Книга не впечатлила и вот три причины почему: тускло, однобоко, «серьёзно» в плохом смысле слова. Не поворачивается назвать «Степь» автофикшном — это просто документальная история, которую не слишком язящно замаскировали приёмами художественной литературы.
Язык тяжёлый и неповоротливый. Серьёзный в самом серьёзном значении слова. Спорить глупо: сложно шутить, когда вспоминаешь о тяжёлых отношениях с отцом, умершим от ВИЧ.
Однако, когда пишешь биографию, неизбежно вспоминаешь и что-то хорошее. В пронзительном «Чемодане» Довлатова есть и смешное и грустное. В трагических мемуарах Надежды Мандельштам, как ни удивительно, есть и юмор, и капля мистики (чего стоит прыжок Осипа из окна лагерной больницы!), и яркая искренность.
С такой высоты видно главную проблему книги: она однобока. Довлатов и Мандельштам умели посмотреть на боль собственной жизни с разных сторон. Отсюда и рождается глубина произведения, перемена настроений, а сам текст — теряет в тяжести. Но самое главное, только так можно пережить травму.

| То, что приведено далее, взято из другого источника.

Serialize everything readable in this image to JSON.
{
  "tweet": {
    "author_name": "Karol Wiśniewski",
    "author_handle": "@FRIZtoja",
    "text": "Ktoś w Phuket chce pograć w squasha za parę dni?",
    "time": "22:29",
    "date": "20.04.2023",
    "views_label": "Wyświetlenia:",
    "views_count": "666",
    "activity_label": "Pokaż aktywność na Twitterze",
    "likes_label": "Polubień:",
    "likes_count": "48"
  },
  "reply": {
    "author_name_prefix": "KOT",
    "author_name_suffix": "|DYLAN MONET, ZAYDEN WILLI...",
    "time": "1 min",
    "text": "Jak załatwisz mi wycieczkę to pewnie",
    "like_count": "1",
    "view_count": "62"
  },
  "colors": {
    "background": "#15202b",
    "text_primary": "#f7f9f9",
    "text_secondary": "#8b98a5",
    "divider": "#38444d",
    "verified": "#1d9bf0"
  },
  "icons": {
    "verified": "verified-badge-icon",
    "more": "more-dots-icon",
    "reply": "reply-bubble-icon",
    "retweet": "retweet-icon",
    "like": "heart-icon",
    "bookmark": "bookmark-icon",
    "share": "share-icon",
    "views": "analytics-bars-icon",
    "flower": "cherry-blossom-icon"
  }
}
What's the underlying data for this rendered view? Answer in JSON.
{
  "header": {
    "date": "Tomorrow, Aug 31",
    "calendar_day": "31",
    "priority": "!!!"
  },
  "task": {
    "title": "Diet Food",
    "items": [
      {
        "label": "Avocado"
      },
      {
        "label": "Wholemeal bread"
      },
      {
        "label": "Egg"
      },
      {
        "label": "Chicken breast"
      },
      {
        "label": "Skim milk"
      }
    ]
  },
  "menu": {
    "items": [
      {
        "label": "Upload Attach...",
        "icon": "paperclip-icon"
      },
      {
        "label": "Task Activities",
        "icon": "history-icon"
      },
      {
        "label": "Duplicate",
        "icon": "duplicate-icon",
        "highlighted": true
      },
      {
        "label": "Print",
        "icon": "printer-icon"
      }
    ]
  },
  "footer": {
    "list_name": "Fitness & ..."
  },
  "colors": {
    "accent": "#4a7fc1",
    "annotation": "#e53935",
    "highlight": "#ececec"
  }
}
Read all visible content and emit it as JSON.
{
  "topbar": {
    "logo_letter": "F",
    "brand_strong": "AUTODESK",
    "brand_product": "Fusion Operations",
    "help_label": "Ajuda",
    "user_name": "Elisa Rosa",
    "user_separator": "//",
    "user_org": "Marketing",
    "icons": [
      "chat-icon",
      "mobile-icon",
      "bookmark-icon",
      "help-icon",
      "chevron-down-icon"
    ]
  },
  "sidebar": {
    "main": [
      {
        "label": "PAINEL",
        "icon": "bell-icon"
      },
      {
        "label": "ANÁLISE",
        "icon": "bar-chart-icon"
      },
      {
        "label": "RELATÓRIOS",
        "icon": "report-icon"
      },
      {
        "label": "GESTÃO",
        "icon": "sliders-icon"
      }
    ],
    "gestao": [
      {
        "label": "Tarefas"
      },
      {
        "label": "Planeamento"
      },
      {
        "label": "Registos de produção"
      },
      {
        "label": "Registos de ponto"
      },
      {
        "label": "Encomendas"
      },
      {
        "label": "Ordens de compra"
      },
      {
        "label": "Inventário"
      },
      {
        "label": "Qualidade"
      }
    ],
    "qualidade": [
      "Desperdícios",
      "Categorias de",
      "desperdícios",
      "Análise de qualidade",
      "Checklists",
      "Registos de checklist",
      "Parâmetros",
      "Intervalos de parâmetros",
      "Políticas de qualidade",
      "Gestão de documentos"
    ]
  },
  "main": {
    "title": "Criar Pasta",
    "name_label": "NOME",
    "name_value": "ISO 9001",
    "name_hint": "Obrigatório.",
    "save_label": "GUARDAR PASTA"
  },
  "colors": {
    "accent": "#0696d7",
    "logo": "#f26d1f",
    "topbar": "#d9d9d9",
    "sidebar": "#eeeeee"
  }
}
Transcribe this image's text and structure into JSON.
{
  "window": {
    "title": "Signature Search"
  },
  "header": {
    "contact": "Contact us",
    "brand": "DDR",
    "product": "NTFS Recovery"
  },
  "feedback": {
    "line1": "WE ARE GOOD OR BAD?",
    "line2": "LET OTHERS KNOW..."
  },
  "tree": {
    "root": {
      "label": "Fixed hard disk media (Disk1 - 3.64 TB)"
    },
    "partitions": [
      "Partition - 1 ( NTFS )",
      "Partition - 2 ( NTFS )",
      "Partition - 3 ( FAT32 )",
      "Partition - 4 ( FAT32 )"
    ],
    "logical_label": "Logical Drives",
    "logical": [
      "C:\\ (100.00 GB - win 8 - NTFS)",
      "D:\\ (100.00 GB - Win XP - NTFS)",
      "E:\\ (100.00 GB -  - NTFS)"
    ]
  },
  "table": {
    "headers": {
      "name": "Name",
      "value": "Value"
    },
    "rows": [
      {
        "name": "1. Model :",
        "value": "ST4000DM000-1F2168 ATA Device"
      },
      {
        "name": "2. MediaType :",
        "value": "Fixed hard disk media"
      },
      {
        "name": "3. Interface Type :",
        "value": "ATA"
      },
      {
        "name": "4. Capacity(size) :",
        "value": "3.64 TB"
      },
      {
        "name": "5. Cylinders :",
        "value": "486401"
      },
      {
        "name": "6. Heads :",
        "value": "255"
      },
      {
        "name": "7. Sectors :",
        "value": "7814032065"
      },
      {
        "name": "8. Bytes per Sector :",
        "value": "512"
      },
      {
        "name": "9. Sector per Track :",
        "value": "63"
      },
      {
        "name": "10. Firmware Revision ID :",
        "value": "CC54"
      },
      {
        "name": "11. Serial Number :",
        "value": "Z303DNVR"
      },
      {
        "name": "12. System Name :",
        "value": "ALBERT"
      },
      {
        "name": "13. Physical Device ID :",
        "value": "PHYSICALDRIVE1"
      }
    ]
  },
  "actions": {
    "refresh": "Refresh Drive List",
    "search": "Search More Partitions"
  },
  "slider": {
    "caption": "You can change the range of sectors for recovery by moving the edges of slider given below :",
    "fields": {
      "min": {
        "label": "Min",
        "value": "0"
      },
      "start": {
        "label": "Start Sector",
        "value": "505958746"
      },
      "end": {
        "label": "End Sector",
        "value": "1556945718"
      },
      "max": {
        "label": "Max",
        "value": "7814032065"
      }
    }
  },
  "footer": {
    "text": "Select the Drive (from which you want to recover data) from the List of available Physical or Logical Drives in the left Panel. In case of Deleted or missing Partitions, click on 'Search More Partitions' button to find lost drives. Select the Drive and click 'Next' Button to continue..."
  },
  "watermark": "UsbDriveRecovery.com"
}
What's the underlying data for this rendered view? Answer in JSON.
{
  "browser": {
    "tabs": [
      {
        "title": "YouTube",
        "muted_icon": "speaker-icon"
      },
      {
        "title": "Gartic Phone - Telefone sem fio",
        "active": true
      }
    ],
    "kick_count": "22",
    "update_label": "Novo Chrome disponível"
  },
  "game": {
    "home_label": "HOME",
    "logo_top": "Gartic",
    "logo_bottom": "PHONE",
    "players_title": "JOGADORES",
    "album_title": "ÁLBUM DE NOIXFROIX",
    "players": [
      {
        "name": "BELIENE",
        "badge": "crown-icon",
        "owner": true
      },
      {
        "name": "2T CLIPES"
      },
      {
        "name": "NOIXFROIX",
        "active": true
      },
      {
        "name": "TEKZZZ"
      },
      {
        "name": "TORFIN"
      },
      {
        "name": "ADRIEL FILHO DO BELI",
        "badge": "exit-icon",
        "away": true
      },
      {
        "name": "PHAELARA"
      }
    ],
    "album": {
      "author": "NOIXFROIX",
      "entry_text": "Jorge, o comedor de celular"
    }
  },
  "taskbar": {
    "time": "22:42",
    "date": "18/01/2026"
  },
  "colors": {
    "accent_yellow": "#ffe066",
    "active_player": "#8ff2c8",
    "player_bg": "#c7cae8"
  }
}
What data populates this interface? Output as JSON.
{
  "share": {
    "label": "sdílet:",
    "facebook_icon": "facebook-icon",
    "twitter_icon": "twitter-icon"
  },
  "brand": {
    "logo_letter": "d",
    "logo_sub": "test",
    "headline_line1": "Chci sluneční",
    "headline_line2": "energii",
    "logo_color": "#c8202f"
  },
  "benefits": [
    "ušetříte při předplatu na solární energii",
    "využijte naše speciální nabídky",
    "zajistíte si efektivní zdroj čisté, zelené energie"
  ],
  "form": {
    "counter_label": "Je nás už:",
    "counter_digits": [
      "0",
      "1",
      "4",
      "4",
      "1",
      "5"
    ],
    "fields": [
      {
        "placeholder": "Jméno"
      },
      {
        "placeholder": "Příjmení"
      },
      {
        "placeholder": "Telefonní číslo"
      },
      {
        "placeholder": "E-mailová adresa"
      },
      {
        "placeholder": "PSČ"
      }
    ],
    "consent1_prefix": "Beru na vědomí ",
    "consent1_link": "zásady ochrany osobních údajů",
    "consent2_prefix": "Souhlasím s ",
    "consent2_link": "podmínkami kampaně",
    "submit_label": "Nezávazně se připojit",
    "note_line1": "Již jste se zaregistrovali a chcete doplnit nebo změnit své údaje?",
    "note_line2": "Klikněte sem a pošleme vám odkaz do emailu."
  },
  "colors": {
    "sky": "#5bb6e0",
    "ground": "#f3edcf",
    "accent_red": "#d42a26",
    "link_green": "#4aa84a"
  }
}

«Степь» Васякиной — это боль, как она есть. Боль, которую почти невозможно взять под контроль и прожить, чтобы написать о ней легко. Я снимаю шляпу перед этим актом личной терапии — это одна из важнейший функций письма.
Но сам роман — творческая неудача. В нём нет всесторонности, а значит — боль занимает всё пространство текста, в котором остаётся только тяжесть потери.
Какой бы трагичной ни была наша жизнь — боль — лишь её часть, а не вся она.